The two countries are resuming talks in the Ethiopian capital of Addis Ababa this week after coming close to all out war when border violence escalated to its worst level since the south gained independence in July 2011.
“Sudan has said security issues will be a priority in these talks. That has to include the security of those hundreds of thousands of southerners still in Sudan,” said Sarnata Reynolds, RI’s expert on statelessness, who visited South Sudan last month.
“The longer it takes for southerners to be recognised as South Sudanese nationals, the more vulnerable these people are to violence, exclusion and poverty.”
Reynolds said attacks against southerners in Sudan were on the rise.
“There have been church bombings, kidnappings, abductions that include forced conscription into Sudan's military, and forced expulsions,” she added.
Among the most vulnerable to attack and discrimination are the 127,000 southerners in Khartoum who have registered their intention to leave, according to RI.
In a new report South Sudan Nationality: Commitment Now Avoids Conflict Later, RI called for the Sudanese government to work with the International Organization for Migration to arrange for them to be flown to the southern capital Juba.
The report also urged both Sudan and South Sudan to prevent people becoming stateless.
The authorities in Juba are currently processing thousands of applications for nationality certificates, ID cards and passports.
But RI said South Sudanese officials appeared to be discriminating against lighter skinned people and some ethnic groups.
“…the lighter the applicant’s skin, the more likely they will be assumed to originate from outside RoSS (Republic of South Sudan),” the report added.
RI said that under South Sudanese law, people applying for nationality only need to demonstrate that they are “likely” to be South Sudanese. But RI's research suggests people from communities or tribes outside the Juba area are finding it harder to demonstrate they are “likely” South Sudanese.

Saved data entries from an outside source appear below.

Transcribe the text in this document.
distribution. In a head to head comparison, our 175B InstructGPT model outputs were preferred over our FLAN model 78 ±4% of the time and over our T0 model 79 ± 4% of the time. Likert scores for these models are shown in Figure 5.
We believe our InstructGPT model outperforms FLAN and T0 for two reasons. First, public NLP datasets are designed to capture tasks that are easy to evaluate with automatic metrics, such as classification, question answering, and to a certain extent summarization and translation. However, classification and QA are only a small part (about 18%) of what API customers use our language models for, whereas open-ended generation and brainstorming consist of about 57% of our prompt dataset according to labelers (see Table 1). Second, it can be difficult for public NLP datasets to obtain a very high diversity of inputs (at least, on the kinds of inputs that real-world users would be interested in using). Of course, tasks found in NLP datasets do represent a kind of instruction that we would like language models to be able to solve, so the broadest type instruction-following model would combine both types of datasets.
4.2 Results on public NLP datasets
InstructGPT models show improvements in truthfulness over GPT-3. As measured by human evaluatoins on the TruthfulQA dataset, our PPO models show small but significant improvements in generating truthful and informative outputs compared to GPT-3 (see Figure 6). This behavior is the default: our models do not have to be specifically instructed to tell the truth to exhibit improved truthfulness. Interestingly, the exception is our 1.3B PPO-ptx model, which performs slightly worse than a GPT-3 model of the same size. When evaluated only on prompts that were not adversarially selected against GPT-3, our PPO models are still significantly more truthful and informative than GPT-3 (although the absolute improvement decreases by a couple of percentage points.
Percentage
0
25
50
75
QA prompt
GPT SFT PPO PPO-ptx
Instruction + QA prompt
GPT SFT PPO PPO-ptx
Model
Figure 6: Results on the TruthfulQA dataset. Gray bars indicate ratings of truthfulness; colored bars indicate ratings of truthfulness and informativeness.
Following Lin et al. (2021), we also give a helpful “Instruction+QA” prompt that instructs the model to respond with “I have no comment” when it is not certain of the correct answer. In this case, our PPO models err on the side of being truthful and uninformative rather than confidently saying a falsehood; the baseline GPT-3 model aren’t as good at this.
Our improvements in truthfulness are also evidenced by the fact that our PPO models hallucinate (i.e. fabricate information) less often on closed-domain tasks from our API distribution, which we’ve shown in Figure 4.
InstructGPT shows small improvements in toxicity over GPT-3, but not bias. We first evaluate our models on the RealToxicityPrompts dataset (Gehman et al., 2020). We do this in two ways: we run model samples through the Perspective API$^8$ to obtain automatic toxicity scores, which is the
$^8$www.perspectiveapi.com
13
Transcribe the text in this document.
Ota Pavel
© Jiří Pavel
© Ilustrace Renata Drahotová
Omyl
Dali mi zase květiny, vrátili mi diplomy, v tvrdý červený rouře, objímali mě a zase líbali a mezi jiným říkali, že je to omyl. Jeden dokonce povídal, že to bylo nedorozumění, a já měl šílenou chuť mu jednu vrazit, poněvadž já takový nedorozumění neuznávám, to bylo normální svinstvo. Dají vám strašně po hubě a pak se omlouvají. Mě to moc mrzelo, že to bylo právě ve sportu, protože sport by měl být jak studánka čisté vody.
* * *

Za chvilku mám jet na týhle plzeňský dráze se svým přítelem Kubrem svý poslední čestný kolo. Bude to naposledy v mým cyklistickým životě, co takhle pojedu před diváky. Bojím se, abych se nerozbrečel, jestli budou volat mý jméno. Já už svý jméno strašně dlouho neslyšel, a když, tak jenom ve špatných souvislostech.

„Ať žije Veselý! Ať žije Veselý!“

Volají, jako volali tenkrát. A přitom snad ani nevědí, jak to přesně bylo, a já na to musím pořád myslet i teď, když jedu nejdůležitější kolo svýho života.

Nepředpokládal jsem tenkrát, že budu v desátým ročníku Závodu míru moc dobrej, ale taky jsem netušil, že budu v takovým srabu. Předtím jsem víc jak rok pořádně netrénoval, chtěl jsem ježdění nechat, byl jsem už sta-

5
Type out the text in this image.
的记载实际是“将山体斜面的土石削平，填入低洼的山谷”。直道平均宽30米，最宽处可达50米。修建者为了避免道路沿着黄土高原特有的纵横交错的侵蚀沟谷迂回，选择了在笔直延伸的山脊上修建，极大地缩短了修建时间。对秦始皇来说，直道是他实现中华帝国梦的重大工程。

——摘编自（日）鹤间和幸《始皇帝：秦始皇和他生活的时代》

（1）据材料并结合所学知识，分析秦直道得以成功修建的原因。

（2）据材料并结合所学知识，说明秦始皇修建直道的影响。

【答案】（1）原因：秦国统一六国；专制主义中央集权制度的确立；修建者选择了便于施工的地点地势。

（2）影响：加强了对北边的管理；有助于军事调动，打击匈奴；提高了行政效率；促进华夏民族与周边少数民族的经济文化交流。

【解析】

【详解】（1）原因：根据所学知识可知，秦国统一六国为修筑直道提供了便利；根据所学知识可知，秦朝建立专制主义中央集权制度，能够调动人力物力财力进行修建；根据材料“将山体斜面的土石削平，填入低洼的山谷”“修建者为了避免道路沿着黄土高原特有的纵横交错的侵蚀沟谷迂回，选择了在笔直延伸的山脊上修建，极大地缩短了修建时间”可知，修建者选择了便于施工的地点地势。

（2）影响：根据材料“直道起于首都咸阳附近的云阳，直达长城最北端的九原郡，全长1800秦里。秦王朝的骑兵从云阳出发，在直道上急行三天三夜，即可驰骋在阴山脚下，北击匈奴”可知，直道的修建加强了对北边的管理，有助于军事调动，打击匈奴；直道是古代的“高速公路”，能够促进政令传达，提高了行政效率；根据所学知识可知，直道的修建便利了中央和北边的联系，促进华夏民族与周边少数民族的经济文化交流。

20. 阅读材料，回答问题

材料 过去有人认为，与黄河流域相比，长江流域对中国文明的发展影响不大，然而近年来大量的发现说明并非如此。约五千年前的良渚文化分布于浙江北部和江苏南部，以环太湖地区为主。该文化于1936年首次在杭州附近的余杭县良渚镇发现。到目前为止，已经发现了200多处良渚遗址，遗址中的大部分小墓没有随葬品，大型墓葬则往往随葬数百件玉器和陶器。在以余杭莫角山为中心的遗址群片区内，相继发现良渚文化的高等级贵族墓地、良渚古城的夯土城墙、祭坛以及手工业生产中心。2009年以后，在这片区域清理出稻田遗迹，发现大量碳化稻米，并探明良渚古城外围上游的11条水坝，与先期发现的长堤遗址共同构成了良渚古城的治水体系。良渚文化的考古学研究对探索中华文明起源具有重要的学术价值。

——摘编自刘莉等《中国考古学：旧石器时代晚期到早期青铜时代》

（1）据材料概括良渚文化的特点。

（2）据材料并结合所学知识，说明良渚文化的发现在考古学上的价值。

Reynolds said she had met people who were so discouraged by the irregular and excessive demands being made on them that they were considering abandoning attempts to acquire a nationality certificate.
“A person’s colour, faith, tribe, ethnicity, or any other attribute should have no bearing on the granting of citizenship,” she added.
Historically migrant populations like the Falata and Mbororo are at “exceptionally high risk of statelessness” despite their decades-long presence in the southern region, the report said.
Reynolds said the irregularities she witnessed reinforced the need for oversight by the United Nations and an independent government unit to ensure the process was fair.